Too conservative? Looking at three-WR use

The first two questions Jim Harbaugh faced after practice Friday suggested his San Francisco 49ers weren't using three-receiver personnel groupings enough.

San Francisco hasn't exceeded 209 yards in a game through the first two weeks, leading to questions about the need to "open up" the offense or become more aggressive.

With an assist from Hank Gargiulo of ESPN Stats & Information, I've constructed a chart putting the 49ers' personnel use in perspective. It shows the percentage of plays NFC West teams have used three or more wide receivers, by down.

Game situations sometimes dictate to what degree teams use additional wide receivers. Teams playing from behind will use more wide receivers than teams protecting a lead. The 49ers held double-digit fourth-quarter leads in both their first two games.
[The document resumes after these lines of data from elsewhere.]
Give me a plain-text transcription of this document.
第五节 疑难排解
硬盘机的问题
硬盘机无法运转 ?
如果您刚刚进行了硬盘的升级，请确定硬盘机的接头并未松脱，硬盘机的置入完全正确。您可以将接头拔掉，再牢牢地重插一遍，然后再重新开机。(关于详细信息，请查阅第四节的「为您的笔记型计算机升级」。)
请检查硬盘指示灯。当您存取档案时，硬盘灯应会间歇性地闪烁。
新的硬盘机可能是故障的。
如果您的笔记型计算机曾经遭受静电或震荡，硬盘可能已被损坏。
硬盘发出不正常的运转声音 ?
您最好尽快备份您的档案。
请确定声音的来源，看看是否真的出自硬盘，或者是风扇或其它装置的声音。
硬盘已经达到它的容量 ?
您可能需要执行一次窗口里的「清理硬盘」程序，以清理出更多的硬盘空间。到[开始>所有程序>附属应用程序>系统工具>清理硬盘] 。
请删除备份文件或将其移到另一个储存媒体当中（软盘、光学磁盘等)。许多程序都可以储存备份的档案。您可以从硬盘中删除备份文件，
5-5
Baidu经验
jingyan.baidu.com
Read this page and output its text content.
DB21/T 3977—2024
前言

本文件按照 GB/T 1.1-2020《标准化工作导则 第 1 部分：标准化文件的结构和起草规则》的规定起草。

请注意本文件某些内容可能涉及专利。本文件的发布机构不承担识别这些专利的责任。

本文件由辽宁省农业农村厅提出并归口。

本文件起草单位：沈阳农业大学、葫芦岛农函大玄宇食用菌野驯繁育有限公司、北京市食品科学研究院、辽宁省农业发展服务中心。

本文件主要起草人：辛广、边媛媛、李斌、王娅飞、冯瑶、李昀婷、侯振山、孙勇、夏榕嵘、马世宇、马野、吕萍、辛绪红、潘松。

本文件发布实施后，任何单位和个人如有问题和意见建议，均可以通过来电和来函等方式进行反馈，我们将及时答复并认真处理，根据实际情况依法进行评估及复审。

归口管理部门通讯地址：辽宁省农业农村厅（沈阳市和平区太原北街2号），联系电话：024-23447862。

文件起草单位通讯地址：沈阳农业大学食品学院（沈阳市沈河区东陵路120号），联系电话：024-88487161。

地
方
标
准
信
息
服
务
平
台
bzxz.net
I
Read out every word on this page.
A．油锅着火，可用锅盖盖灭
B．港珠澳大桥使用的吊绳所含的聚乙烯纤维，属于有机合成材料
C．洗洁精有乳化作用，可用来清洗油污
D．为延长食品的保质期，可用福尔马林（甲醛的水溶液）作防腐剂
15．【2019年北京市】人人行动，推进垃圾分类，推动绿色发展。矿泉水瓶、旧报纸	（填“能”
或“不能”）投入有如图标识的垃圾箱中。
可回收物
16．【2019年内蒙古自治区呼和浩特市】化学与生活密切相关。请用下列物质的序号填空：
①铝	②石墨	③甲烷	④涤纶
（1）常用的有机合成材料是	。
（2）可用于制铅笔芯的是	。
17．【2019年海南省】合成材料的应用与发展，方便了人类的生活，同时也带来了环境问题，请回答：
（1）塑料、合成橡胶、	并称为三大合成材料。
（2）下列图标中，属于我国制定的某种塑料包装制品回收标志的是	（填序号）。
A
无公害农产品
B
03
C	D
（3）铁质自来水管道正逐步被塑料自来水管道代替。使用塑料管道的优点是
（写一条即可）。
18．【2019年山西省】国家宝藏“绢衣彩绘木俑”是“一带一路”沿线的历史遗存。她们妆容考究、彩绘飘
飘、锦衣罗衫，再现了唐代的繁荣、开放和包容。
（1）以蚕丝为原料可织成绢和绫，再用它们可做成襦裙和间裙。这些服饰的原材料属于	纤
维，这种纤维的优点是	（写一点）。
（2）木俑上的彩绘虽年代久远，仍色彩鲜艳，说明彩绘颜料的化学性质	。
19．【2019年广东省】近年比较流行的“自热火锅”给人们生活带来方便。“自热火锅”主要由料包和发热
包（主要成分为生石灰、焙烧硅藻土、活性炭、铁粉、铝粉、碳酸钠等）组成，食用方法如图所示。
But in looking at the 49ers' percentages for the first three quarters, the differences were minimal.

Every team in the division except Arizona has played without an injured receiver who started or was a primary contributor. The 49ers have sometimes played without two, Braylon Edwards and Michael Crabtree. They also have two tight ends with uncommon speed, allowing them to better approximate three-receiver personnel without three true wide receivers on the field.

Seattle has trailed by nine or more points on 82 of its 111 offensive snaps.